Guadalupe esteve em Portugal a convite da fundação Ajuda à Igreja que Sofre (AIS), que apresentou a semana passada o relatório sobre a liberdade religiosa no mundo. Numa sala na parte de trás do altar-mor da igreja da Encarnação, no Chiado, em Lisboa, que já estava cheia para ouvir o seu testemunho, a irmã Guadalupe falou ao Observador sobre a sua vida em Aleppo, sobre a relação entre cristãos e muçulmanos na Síria e, sobretudo, sobre o conflito político, religioso e económico que o Médio Oriente atravessa.
Como é que uma freira como a irmã Guadalupe deixa a Argentina para acabar na Síria?
Porque sou missionária, pertenço a uma congregação que se chama Família Religiosa do Verbo Encarnado, uma congregação fundada na Argentina, que tem missionários em todo o mundo. Temos sacerdotes e irmãs, e temos missões em locais difíceis. O nosso fundador, o padre Carlos Buela, dizia sempre: “Temos de ir aos locais onde ninguém quer ir”. Claro que a Síria não é um lugar lindo para escolher para ir em missão, mas é por isso que queremos estar nesses lugares.
Os testemunhos que já tem dado um pouco por todo o mundo são absolutamente impressionantes. Fala da forma como se apanhavam pés e mãos nas ruas de Aleppo, depois de mais uma bomba, de forma como as pessoas se habituam à queda de mísseis… Sente que num local como a Síria se dá menos valor à vida humana?
O que é certo é que os grupos fundamentalistas espezinham a vida…
E no Ocidente damos menos valor às vidas do Médio Oriente?
Creio que se conhece pouco o que se passa, e quando acontece um atentado na Europa fala-se uma semana disso nos meios de comunicação, mas na Síria e no Iraque há mortos todos os dias. Todos os dias. Sobretudo cristãos, mas morrem todos os tipos de pessoas. Há cristãos que morrem de forma atroz, crucificados, enterrados vivos. Isso não vemos nos meios de comunicação.
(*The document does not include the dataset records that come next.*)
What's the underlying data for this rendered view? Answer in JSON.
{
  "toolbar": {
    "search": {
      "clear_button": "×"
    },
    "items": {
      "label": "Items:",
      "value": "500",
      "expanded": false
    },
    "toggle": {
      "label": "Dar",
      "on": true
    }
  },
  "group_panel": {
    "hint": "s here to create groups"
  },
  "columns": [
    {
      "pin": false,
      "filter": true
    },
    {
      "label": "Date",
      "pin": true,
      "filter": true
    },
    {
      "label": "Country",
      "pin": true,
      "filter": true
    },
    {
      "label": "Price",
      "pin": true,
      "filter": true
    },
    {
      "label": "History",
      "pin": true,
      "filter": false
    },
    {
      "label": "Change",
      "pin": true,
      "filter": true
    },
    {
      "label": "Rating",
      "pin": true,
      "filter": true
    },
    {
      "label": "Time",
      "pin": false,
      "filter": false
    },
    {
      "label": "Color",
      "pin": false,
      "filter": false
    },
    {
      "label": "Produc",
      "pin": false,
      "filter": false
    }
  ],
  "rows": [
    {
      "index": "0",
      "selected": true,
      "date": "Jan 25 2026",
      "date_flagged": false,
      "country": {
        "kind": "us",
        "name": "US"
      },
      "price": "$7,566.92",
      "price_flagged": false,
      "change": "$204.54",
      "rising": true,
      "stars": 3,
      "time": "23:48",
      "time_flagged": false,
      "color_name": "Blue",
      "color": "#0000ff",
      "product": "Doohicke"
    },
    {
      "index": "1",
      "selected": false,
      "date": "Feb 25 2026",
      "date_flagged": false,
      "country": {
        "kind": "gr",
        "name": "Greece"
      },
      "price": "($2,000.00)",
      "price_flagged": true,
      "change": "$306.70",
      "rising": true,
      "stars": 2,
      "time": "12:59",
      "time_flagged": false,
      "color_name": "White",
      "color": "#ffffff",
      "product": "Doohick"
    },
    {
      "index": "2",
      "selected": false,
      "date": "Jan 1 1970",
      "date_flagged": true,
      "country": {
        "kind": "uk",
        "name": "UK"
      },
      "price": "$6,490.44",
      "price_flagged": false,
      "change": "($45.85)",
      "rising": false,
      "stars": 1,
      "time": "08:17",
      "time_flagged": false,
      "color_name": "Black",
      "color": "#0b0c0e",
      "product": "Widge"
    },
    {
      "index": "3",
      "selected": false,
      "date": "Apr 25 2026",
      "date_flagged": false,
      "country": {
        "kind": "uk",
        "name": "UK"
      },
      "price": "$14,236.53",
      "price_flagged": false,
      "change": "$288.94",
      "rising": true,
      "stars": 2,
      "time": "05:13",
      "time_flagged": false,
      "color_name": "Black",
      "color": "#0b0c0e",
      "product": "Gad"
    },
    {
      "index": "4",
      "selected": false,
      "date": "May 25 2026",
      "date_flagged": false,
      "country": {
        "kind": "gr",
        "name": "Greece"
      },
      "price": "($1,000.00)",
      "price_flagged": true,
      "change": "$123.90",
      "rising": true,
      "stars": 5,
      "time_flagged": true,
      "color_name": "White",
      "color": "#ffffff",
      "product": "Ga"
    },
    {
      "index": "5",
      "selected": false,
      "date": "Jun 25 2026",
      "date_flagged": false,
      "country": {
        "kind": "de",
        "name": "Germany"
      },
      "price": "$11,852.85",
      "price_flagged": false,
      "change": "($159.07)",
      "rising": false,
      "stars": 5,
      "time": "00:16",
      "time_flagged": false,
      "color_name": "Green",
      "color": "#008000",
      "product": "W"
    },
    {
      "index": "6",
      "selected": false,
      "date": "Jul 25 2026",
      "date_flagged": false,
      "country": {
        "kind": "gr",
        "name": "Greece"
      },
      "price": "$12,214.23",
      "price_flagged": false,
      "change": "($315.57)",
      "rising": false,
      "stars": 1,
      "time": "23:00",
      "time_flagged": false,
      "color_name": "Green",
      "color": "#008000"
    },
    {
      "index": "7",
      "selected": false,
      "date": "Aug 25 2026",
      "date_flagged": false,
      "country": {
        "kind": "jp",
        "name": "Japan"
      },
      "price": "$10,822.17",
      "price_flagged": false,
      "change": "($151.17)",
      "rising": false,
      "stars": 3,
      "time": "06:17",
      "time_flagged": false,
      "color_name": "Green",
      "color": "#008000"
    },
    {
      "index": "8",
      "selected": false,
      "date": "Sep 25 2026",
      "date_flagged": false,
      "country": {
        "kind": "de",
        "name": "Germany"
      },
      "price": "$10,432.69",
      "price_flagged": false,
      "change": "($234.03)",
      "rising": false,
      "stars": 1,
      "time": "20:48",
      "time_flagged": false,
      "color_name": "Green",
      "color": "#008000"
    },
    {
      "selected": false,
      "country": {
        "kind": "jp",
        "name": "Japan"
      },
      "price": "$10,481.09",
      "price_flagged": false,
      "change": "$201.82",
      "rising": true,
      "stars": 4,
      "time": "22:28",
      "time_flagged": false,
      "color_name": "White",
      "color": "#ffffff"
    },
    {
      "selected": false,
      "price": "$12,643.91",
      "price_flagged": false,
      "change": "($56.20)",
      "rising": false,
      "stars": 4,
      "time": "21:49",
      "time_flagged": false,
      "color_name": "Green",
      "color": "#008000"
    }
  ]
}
Estava à espera do que encontrou ao chegar à Síria?
Não! Não, não, não! Eu fui para a Síria quando ainda era um país tranquilo, seguro, calmo, pacífico. Mais do que qualquer país do Médio Oriente.
Estava na Síria na altura das primaveras árabes…
Antes. Conheci a Síria assim durante muitos anos. Eu na altura estava mal de saúde e pedi para ir para a Síria, para a nossa comunidade em Aleppo, por ser uma sociedade muito tranquila, de boa convivência entre cristãos e muçulmanos.
Como viveu a primavera árabe na Síria?
A primavera árabe é uma invenção, artificial, que, para os árabes, não tem nada de primaveril. Foi uma coisa inventada a partir de fora, não foi uma revolta popular, nem começou nas ruas. Foi planeada num escritório, por gente de fato e gravata, ao detalhe. Fazia-se a primavera árabe, país após país, chegava-se à Síria, tirava-se o presidente, fazia-se uma guerra civil, manipulavam-se os meios de comunicação social para convencer o Ocidente da necessidade de apoiar a oposição. Tudo uma grande mentira.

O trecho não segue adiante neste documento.